As reported in Circulation: Journal of the American Heart Association, the researchers analyzed adverse events reports (AERS) sent to the US Food and Drug Administration for rosuvastatin and compared them to AERS rates during the same concurrent time period for three other statins: atorvastatin (Lipitor), simvastatin (Zocor) and pravastatin (Pravachol).
The researchers also compared AERS rates during the first year of marketing of each of the statins, which allowed a comparison of rosuvastatin to the three statins as well as to cerivastatin (Baycol). Cerivastatin, the most potent statin per milligram ever to receive FDA approval, was withdrawn from the market in 2001 after the FDA received numerous reports of severe myopathy (muscle weakness), rhabdomyolysis (muscle deterioration resulting in toxins released in the blood that can lead to renal failure), proteinuria (protein in the urine), nephropathy (a reduced ability of the kidneys to filter toxins from the blood) and kidney failure.

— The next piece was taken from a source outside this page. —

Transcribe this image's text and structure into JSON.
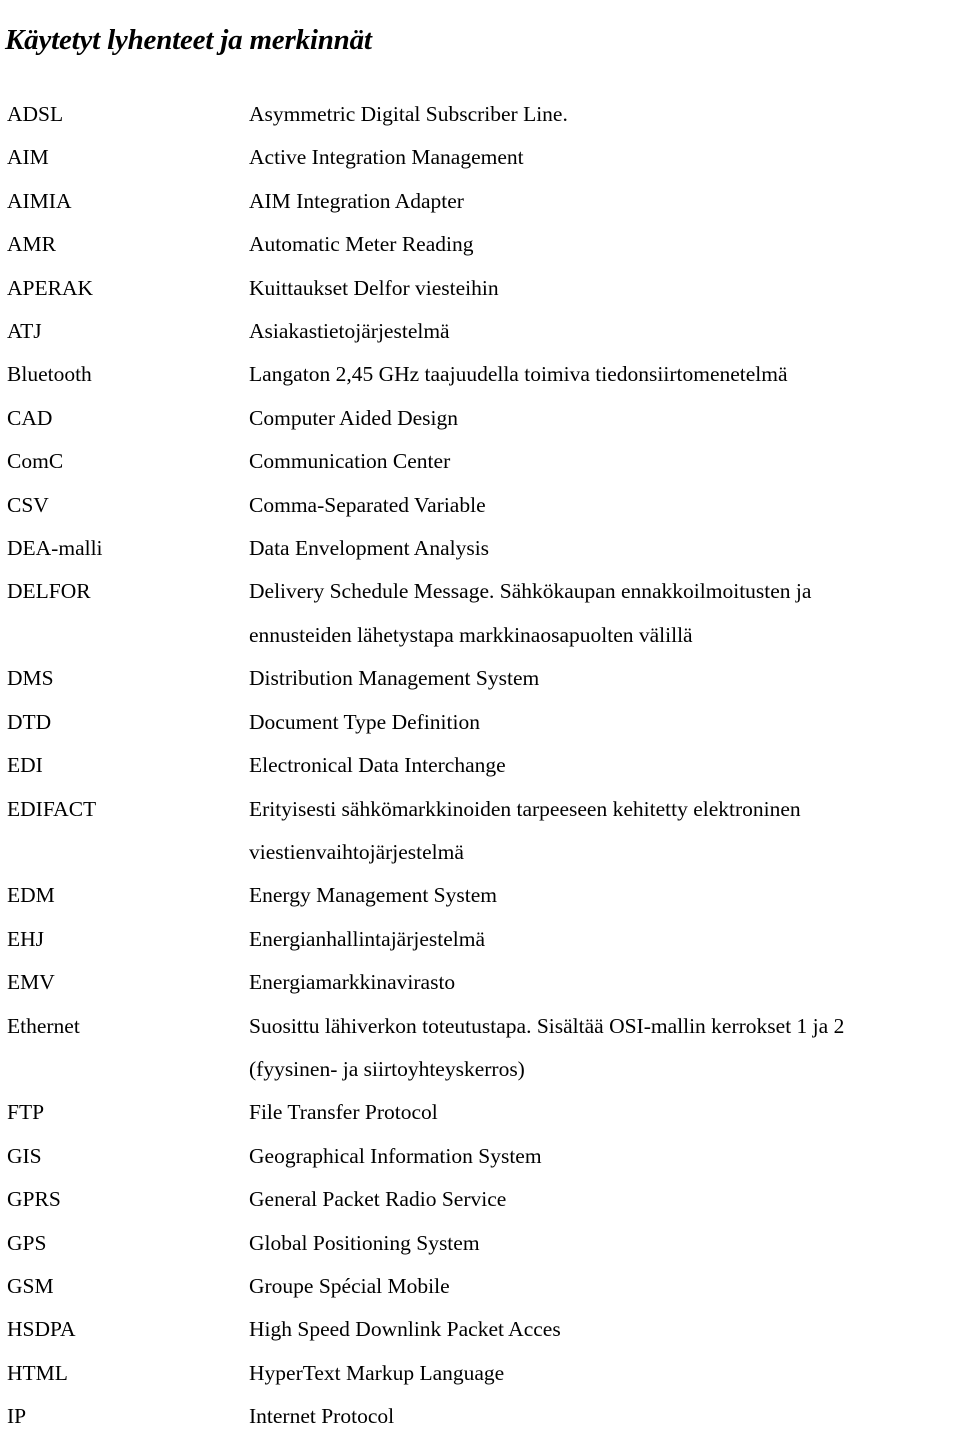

"The absolute risk with this statin is low. The overwhelming majority of people who are taking it will have no problem at all," Alice K. Jacobs, president of the American Heart Association said adding, "This analysis shows that statins are safe, and that physicians should continue to offer their patients what is still one of the best tools we have for treating elevated cholesterol."
In the primary analysis, researchers looked for side effects that included four muscle or kidney complications: rhabdomyolysis (muscle deterioration resulting in toxins released in the blood that can lead to renal failure), proteinuria (protein in the urine), nephropathy (a reduced ability of the kidneys to filter toxins from the blood) and kidney failure. When the AERS was compared to the four drugs over the same concurrent time period, the rate of rosuvastatin AERS was significantly higher than the other statins. The same findings were true when the four statins were compared at the one-year marketing time period, with the exception that both rosuvastatin and simvastatin had higher AERS than pravastatin or atorvastatin.

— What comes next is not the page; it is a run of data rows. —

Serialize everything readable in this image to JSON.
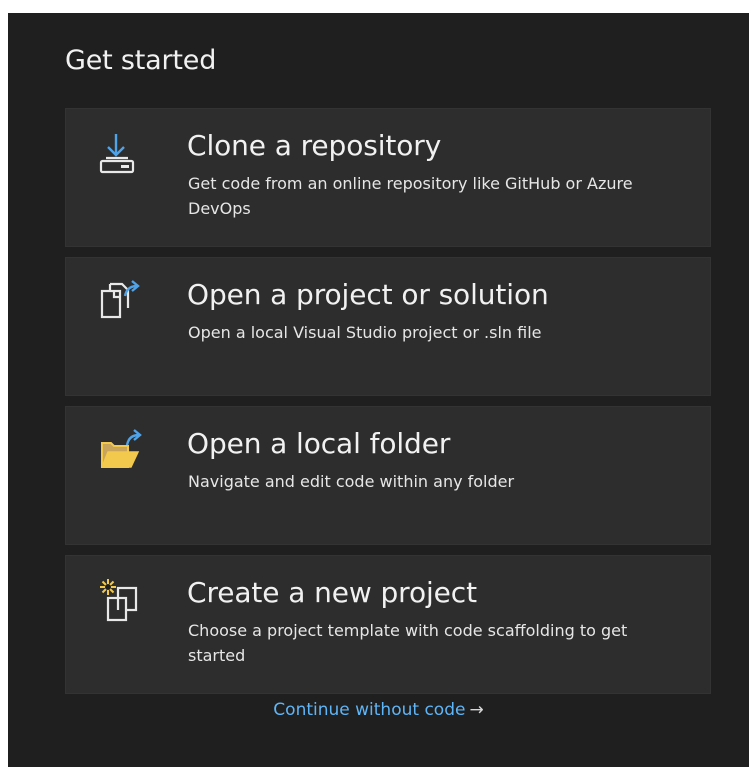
{
  "heading": "Get started",
  "cards": [
    {
      "icon": "clone-repository-icon",
      "title": "Clone a repository",
      "description": "Get code from an online repository like GitHub or Azure DevOps"
    },
    {
      "icon": "open-project-icon",
      "title": "Open a project or solution",
      "description": "Open a local Visual Studio project or .sln file"
    },
    {
      "icon": "open-folder-icon",
      "title": "Open a local folder",
      "description": "Navigate and edit code within any folder"
    },
    {
      "icon": "new-project-icon",
      "title": "Create a new project",
      "description": "Choose a project template with code scaffolding to get started"
    }
  ],
  "continue_link": {
    "label": "Continue without code",
    "arrow": "→"
  },
  "colors": {
    "background": "#1f1f1f",
    "card": "#2d2d2d",
    "text": "#f1f1f1",
    "link": "#5eb5f7",
    "icon_accent_blue": "#4fa3e8",
    "icon_accent_yellow": "#f2c94c"
  }
}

Researchers found that the risk of the AERS occurred relatively earlier after the start of rosuvastatin therapy, usually within the first 12 weeks. In addition, 62 per cent of the AERS occurred at the 10-milligram (mg) dose or less. Fatalities occurred in only a few cases, with death rates in patients taking rosuvastatin and simvastatin being lower than the other statins (pravastatin and atorvastatin).

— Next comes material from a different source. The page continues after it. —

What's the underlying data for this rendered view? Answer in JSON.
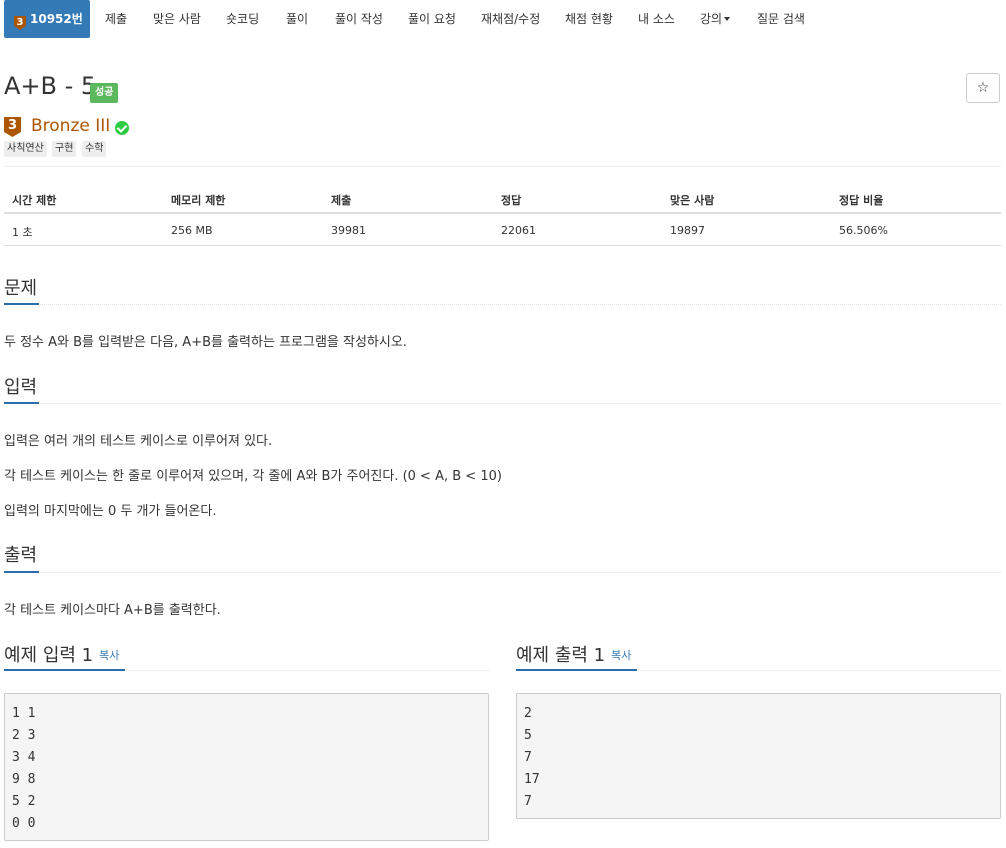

Richard H. Karas, director of the Preventive Cardiology Centre, said post-marketing analyses like this one can help identify safety concerns that might be missed by pre-marketing trials that typically exclude patients who may be at greater risk of certain side effects but who are likely to receive a drug after it's marketed. Pre-marketing trials that assess safety or efficacy also often don't detect relatively rare adverse events.
Meanwhile, rejecting a citizen's petition to remove Crestor from the market, the US FDA has opined Crestor, which has been aggressively marketed by AstraZeneca LP, appeared to be no more dangerous than other statins for most people.